Additionally, there are psychosocial factors that have been found to impact CRC screening behavior. Peterson refers to psychological factors as those that include anxiety and the ability to deal with information about oneself. Previously, systematic models, such as the transtheoretical model (TTM), have been used to examine psychosocial factors and their effect on health screening behaviors. Such measures as: 1) pros and cons, which are beliefs about the advantages and disadvantages of screening and are constructs from the TTM; 2) cancer worry; 3) acculturation barriers; 4) medical mistrust; 5) fatalism; 6) and temporal orientation have previously been found to be associated with an individual’s decision regarding cancer screening. In this paper, we will examine the impact the factors described above have on whether minority women in East Harlem undergo endoscopy.

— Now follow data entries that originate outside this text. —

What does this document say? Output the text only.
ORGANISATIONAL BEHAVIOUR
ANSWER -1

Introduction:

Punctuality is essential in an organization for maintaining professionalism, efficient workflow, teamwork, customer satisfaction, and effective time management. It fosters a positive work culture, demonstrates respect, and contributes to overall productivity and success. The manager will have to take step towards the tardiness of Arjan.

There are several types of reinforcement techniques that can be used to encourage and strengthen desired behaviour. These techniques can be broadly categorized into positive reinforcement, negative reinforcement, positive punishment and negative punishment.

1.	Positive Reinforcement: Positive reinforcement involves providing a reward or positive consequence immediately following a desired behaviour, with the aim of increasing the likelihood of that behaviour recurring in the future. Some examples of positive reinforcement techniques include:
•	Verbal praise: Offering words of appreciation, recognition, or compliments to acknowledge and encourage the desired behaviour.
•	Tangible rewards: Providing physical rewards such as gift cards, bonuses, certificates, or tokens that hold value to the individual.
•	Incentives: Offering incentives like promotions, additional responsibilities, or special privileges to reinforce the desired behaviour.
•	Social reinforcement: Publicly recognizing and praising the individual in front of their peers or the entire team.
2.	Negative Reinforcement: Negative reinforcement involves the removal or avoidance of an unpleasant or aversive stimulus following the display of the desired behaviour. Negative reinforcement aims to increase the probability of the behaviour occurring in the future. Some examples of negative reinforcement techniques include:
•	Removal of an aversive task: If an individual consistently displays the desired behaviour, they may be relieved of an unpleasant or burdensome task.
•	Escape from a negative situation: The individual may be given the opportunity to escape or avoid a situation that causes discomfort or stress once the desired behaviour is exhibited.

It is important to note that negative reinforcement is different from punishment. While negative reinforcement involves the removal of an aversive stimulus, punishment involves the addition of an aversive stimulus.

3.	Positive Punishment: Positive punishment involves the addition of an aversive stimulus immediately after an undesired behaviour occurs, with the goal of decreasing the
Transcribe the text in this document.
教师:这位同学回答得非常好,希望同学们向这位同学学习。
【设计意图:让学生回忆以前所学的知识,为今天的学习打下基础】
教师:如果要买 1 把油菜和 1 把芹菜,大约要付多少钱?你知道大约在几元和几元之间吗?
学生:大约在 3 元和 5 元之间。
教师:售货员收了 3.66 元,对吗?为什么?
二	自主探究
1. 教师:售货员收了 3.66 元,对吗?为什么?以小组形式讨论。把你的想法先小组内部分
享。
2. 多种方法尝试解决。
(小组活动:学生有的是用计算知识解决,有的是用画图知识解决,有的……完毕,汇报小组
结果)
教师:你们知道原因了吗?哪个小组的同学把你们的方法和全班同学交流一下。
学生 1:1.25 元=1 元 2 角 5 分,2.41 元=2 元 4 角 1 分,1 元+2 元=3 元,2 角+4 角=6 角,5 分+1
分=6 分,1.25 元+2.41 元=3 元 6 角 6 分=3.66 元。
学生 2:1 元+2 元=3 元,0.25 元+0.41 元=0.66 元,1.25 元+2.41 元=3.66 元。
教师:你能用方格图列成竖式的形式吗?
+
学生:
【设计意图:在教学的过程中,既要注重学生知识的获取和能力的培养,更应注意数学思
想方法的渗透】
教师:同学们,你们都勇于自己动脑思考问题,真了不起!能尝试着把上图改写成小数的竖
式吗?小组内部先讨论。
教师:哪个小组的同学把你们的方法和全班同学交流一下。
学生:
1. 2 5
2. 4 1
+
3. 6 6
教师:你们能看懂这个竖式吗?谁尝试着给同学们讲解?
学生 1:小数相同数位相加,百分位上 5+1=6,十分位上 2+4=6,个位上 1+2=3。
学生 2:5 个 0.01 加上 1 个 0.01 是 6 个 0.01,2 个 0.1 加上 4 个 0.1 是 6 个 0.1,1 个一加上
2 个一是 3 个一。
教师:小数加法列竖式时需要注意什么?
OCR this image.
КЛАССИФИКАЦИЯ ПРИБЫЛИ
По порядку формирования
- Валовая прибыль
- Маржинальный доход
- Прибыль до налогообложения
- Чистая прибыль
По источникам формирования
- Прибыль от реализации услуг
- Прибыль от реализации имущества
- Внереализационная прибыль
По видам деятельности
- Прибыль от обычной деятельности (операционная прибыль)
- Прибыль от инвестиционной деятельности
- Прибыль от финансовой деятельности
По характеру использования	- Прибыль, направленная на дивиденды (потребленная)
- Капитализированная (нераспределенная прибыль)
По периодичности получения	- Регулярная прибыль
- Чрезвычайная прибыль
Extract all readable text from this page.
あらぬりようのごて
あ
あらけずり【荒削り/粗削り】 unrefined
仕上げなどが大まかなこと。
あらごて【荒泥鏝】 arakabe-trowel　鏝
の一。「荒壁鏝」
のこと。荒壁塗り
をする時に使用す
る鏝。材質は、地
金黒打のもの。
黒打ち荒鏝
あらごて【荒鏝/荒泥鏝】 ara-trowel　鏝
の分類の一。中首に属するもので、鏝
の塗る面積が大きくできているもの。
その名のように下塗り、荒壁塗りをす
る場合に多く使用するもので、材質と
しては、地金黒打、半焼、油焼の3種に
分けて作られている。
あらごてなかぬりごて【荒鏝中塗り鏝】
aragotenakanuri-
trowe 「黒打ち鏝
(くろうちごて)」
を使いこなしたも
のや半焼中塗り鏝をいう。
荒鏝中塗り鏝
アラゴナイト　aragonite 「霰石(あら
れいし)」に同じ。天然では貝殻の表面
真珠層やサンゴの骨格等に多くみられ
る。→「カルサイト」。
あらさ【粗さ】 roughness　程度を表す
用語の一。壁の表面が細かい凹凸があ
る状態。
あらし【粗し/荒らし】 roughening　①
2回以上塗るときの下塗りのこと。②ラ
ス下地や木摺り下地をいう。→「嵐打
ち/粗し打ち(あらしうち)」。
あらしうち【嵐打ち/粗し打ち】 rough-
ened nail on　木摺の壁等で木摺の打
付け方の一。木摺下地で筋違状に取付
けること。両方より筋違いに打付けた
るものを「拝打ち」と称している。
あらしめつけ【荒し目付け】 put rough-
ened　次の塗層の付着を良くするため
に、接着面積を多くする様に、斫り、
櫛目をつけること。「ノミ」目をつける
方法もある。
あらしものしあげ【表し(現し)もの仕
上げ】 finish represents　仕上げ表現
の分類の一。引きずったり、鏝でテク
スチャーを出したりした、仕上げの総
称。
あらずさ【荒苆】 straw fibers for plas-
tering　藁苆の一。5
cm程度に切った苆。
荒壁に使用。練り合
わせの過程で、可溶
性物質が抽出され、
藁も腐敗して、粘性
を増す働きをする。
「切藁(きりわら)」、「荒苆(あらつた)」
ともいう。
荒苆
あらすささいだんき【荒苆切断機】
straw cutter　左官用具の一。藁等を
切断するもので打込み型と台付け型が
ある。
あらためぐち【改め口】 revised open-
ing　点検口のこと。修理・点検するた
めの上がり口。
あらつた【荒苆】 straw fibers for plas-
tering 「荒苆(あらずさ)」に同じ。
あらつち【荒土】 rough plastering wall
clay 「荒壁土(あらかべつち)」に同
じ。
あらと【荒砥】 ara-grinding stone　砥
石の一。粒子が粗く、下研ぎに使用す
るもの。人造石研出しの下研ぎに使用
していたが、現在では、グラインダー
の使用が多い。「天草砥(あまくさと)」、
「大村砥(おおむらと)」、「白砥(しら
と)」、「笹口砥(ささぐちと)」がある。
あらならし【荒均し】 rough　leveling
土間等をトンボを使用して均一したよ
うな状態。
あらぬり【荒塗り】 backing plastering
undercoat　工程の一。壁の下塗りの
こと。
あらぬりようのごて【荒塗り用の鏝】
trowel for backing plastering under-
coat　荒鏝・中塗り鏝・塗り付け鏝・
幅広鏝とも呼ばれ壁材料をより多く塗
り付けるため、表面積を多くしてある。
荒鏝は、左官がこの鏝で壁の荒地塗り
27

Sigmoidoscopy decreases mortality from CRC within the area reached by the sigmoidoscopy by 60%. Moreover, colonoscopy with polypectomy decreases mortality from CRC by 90%. All three methods are accepted procedures for CRC screening by the ACS. However, colonoscopy is increasingly becoming the “standard of care” for CRC screening. Most importantly, African Americans have been shown to have a greater preponderance of right-sided lesions, which may only be detected by colonoscopy. In the present study, we focus on the endoscopic methods of screening defined as either sigmoidoscopy or colonoscopy; however, sigmoidoscopy is inadequate for detecting right colon lesions, which are more common in African Americans compared to whites.